ICL: In-Context Learning (Part 1)

AI has exploded in the last two years, largely due to a massive leap in the capabilities of Language Models (LMs). We’ve seen models grow from 300 million parameters to hundreds, even thousands, of billions. AI giants like OpenAI, Anthropic, and Google are constantly pushing boundaries, releasing powerful models which have undergone pre-training on vast datasets of text and code.

Due to the powerful nature of the models, we can now use them for various tasks, with very minimal context. This is where In-Context Learning (ICL) comes in. It’s a very useful way we can use to interact with these Large Language Models (LLMs)/ Infact, You might have already used ICL when prompting these models in some way while guiding them towards your desired response. Unlike traditional fine-tuning, which involved extensive retraining, ICL lets us shape the model’s behavior by providing instructions and examples directly within the input prompt.

This is the first in a three-part blog series exploring In-Context Learning.

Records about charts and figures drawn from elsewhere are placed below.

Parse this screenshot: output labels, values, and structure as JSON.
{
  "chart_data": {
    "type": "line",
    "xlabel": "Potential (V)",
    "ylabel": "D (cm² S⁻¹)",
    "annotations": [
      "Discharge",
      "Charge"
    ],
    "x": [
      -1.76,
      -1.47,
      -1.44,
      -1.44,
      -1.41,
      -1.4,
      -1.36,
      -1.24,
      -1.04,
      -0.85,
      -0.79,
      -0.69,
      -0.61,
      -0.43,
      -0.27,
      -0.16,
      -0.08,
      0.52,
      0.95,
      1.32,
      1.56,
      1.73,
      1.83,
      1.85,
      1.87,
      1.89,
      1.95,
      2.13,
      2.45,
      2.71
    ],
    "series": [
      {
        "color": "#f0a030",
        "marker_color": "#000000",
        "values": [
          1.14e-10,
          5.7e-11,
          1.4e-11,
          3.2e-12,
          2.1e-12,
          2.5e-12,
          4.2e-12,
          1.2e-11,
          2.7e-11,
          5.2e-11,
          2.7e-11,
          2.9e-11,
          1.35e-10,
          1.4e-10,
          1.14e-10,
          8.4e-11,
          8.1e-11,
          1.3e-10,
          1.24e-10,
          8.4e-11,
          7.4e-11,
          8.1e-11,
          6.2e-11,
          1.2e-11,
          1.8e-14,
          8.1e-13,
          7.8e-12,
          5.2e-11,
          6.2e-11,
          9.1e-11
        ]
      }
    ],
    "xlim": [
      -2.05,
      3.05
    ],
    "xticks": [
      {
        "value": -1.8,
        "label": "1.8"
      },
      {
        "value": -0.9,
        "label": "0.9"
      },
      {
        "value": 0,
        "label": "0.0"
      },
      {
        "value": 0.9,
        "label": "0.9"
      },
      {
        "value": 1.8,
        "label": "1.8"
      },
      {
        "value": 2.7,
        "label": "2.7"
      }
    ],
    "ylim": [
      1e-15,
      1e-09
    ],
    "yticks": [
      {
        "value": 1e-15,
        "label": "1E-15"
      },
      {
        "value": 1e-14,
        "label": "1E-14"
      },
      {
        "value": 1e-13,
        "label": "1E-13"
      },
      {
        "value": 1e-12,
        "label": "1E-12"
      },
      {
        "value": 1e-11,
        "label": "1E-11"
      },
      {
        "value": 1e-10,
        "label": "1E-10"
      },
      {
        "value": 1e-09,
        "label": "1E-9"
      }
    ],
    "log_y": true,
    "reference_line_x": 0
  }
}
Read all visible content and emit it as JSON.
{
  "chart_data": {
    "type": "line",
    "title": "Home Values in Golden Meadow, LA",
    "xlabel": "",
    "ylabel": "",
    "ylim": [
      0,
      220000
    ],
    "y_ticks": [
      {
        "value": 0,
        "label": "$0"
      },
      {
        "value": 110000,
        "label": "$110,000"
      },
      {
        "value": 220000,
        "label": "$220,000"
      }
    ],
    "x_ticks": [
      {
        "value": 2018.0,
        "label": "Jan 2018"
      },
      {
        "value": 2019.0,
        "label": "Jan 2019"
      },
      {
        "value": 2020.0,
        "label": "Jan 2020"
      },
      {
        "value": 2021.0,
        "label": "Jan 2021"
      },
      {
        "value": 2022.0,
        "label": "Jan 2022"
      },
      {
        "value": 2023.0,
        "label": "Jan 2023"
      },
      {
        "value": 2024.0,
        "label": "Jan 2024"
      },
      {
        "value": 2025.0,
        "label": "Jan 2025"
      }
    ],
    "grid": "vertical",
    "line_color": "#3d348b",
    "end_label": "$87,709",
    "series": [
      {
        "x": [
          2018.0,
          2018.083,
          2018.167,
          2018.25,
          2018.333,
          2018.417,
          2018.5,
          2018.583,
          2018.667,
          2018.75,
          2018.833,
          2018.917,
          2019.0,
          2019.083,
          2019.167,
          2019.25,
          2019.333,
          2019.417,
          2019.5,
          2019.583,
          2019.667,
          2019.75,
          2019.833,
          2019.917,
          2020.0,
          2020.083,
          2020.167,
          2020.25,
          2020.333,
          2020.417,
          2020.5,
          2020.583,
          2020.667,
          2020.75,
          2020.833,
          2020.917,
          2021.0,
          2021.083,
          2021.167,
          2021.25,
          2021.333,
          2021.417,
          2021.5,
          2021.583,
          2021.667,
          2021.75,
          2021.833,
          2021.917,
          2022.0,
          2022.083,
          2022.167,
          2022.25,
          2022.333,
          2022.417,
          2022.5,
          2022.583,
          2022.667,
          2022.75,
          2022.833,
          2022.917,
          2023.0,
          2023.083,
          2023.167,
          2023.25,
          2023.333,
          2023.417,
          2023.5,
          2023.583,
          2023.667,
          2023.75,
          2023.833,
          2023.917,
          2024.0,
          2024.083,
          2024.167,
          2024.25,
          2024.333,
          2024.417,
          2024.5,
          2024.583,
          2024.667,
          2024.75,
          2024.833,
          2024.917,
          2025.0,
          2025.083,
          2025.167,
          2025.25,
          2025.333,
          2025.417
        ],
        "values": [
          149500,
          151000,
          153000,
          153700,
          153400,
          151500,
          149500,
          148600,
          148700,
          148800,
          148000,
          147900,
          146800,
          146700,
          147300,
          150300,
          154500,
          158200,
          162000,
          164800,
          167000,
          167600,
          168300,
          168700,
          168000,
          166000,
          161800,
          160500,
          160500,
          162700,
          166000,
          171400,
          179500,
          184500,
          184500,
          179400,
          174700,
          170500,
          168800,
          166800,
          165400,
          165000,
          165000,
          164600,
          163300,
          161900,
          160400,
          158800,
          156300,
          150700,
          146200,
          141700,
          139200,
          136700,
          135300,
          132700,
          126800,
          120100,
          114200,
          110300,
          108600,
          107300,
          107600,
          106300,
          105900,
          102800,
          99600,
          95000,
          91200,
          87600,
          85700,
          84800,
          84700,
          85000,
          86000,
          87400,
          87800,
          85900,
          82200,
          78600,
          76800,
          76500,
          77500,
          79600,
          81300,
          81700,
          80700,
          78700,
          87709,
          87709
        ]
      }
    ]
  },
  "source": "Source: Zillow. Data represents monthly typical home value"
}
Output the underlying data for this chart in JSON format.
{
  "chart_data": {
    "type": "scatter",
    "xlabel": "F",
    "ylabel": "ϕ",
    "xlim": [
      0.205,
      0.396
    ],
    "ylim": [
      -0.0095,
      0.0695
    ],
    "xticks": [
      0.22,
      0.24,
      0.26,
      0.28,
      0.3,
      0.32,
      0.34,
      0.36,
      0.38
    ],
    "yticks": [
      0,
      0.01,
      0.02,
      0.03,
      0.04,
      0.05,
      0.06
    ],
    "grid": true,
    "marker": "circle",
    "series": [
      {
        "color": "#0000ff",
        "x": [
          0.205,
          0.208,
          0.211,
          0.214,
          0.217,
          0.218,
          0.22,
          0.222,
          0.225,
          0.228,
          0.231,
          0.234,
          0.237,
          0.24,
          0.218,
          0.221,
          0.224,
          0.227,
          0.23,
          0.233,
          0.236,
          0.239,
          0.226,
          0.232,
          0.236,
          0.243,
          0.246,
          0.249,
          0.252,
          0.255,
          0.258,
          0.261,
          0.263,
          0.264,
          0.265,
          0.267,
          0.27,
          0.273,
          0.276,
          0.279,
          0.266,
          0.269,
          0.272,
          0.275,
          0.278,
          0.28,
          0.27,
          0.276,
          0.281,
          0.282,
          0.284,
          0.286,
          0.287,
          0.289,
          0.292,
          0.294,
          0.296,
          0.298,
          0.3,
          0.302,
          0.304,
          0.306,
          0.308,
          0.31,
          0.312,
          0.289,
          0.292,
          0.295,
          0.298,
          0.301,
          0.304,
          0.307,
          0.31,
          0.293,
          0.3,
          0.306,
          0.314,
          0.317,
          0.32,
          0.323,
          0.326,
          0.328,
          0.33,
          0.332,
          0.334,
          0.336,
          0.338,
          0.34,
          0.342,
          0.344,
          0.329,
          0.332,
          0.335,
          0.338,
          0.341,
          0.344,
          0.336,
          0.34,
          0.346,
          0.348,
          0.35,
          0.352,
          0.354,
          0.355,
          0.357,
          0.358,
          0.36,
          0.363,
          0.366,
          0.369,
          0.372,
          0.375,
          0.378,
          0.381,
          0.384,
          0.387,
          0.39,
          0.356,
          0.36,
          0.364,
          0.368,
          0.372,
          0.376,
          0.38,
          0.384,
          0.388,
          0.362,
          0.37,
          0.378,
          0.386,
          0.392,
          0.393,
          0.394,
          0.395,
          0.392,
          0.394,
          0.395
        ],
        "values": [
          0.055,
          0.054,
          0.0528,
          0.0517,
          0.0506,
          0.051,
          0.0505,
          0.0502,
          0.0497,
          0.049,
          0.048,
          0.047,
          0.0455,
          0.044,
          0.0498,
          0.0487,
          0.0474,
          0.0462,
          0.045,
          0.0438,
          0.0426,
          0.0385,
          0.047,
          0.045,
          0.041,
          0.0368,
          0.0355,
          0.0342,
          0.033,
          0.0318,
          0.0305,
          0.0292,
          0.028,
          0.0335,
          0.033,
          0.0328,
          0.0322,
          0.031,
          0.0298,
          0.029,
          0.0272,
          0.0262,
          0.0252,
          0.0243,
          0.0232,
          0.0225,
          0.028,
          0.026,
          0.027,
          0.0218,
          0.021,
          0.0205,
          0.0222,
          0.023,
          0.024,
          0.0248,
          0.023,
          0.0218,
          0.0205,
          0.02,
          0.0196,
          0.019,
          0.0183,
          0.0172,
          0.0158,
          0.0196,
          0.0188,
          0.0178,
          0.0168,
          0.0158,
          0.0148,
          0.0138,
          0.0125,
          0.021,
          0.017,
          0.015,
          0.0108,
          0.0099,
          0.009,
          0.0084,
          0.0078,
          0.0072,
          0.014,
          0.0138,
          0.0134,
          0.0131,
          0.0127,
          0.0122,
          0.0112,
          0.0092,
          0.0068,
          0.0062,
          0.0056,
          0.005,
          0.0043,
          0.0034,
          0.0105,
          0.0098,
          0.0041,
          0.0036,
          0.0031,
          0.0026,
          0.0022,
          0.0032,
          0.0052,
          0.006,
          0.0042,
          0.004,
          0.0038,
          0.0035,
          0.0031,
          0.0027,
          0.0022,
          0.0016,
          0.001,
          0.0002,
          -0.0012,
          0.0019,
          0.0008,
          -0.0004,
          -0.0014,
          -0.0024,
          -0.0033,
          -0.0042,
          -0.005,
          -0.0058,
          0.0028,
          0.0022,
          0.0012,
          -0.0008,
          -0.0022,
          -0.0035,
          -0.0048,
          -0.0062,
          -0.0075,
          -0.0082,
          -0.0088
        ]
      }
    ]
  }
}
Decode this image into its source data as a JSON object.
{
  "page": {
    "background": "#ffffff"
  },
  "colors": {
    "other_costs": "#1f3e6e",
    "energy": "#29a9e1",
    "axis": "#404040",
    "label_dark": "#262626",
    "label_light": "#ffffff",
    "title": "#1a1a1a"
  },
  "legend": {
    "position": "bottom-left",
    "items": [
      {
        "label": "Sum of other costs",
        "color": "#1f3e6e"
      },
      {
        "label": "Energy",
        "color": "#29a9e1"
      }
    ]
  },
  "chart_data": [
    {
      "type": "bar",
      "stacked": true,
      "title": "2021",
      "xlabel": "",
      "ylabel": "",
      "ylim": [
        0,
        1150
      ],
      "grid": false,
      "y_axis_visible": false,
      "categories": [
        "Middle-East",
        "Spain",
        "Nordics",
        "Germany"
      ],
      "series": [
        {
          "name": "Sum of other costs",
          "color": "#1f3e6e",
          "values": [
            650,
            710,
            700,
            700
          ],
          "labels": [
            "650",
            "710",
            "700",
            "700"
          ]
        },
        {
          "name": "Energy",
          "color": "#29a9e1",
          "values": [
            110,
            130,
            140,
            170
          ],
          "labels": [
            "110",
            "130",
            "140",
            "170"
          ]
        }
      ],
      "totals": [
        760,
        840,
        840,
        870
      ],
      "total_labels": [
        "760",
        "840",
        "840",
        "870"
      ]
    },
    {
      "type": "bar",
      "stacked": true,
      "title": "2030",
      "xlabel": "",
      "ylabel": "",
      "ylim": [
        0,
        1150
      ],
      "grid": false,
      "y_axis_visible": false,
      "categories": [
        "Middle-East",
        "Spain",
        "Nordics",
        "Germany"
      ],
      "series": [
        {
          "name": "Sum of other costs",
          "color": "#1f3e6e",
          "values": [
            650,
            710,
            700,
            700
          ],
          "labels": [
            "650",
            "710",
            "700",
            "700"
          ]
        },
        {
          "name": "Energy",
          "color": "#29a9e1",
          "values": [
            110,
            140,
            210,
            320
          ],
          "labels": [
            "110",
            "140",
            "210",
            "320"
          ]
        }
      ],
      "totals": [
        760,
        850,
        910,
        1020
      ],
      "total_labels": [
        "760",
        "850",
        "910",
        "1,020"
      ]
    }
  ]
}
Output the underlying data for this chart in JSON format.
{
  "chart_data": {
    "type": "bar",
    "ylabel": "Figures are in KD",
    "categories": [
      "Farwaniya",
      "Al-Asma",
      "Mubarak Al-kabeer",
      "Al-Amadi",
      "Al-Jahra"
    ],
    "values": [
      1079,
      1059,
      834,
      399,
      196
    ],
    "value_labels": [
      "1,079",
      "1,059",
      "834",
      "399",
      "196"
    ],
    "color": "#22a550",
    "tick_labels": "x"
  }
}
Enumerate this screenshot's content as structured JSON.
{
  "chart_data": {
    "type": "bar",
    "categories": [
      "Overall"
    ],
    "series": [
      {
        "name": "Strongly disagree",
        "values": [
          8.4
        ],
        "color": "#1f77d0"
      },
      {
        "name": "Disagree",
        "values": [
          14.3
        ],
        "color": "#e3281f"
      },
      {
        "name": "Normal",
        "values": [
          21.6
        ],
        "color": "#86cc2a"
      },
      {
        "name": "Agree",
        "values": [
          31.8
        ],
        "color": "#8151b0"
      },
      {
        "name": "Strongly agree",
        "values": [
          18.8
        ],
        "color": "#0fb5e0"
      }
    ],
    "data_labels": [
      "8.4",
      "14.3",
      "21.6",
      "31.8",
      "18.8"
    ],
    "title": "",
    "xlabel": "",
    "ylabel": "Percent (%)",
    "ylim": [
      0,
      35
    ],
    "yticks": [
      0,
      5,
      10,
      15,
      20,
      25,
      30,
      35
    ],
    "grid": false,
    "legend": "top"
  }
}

We’ll deconstruct ICL in this post, look at its advancements in the second, and finally explore future research directions in the third.

Deconstructing In-Context Learning

At its core, ICL exhibits characteristics of meta-learning [1], where the model appears to have implicitly acquired a learning algorithm during pre-training. This algorithm enables it to adapt to new tasks based on limited in-context examples or instructions. This differs significantly from conventional fine-tuning, where the model’s parameters are explicitly updated through gradient descent to minimize a task-specific loss. In ICL, the model leverages its internal representations to learn from the provided context without parameter updates.

In-context learning effectively hinges on the rich representations learned during pre-training, which encode not only linguistic knowledge but capture intricate relationships and patterns in the data. These learnings allow them to recognize task structures and generalize to unseen inputs when presented with a few demonstrations.

Types of Context: More than Just Showing Examples

ICL is more than just providing a few examples [2,3]. It’s about crafting the right kind of context to guide the LLM. Here are a few ways to do that:

Demonstration Context

This is the most common form of ICL, often referred to as “few-shot learning.” We simply provide the LLM with a few examples of input-output pairs, with or without instructions. It’s very similar to how we learn solve patterns like Toyota : Japan:: Tesla:? .A straight forward through a prompt could be:

Translate the following English sentences into French:

English:  "This croissant is delicious! Where did you get it?"
French: "Ce croissant est délicieux ! Où l'avez-vous acheté ?"

English: I would like to order a coffee.
French:

Instructional Context

Instead of just showing examples, you can also instruct the language model.You provide explicit instructions or guidelines on how to perform the task. A lot of recent research has shown that providing reasoning steps through instructions, known as ‘chain-of-thought prompting’ [4, 5], can significantly enhance the reasoning abilities of LLMs. For example, you might provide a set of rules for summarizing an article or generating a poem.

Priming Context

This is like setting the mood. You provide text that is related to the task or domain, even if it doesn’t explicitly demonstrate the task. This can help “prime” the model to generate more relevant and coherent responses. For example, providing a news article about climate change before asking it to write an essay on the topic.

Hybrid Context

Hybrid context can be a combination of different types of context, such as demonstrations and instructions, to provide a richer learning signal for the model. This could involve providing examples of product descriptions along with guidelines on what information to include.

Next Steps

ICL has evolved a lot more than prompting strategies and is an active topic of research in Machine Learning. In the next blog post, we will look at some of how ICL can enhance zero-shot classification using LLMs.

References:

[1] Brown, T. B., Mann, B., Ryder, N., Subbiah, M., Kaplan, J., Dhariwal, P., … & Amodei, D. (2020). Language models are few-shot learners.

[2] Min, S., Lyu, X., Holtzman, A., Artetxe, M., Lewis, M., Hajishirzi, H., & Zettlemoyer, L. (2022). Rethinking the role of demonstrations: What makes in-context learning work?

[3] Liu, P., Yuan, W., Fu, J., Jiang, Z., Hayashi, H., & Neubig, G. (2023). Pre-train, prompt, and predict: A systematic survey of prompting methods in natural language processing

[4] Wei, J., Wang, X., Schuurmans, D., Bosma, M., Chi, E., Le, Q. V., & Zhou, D. (2022). Chain of thought prompting elicits reasoning in large language models.

[5] Kojima, T., Gu, S. S., Reid, M., Matsuo, Y., & Iwasawa, Y. (2022). Large language models are zero-shot reasoners.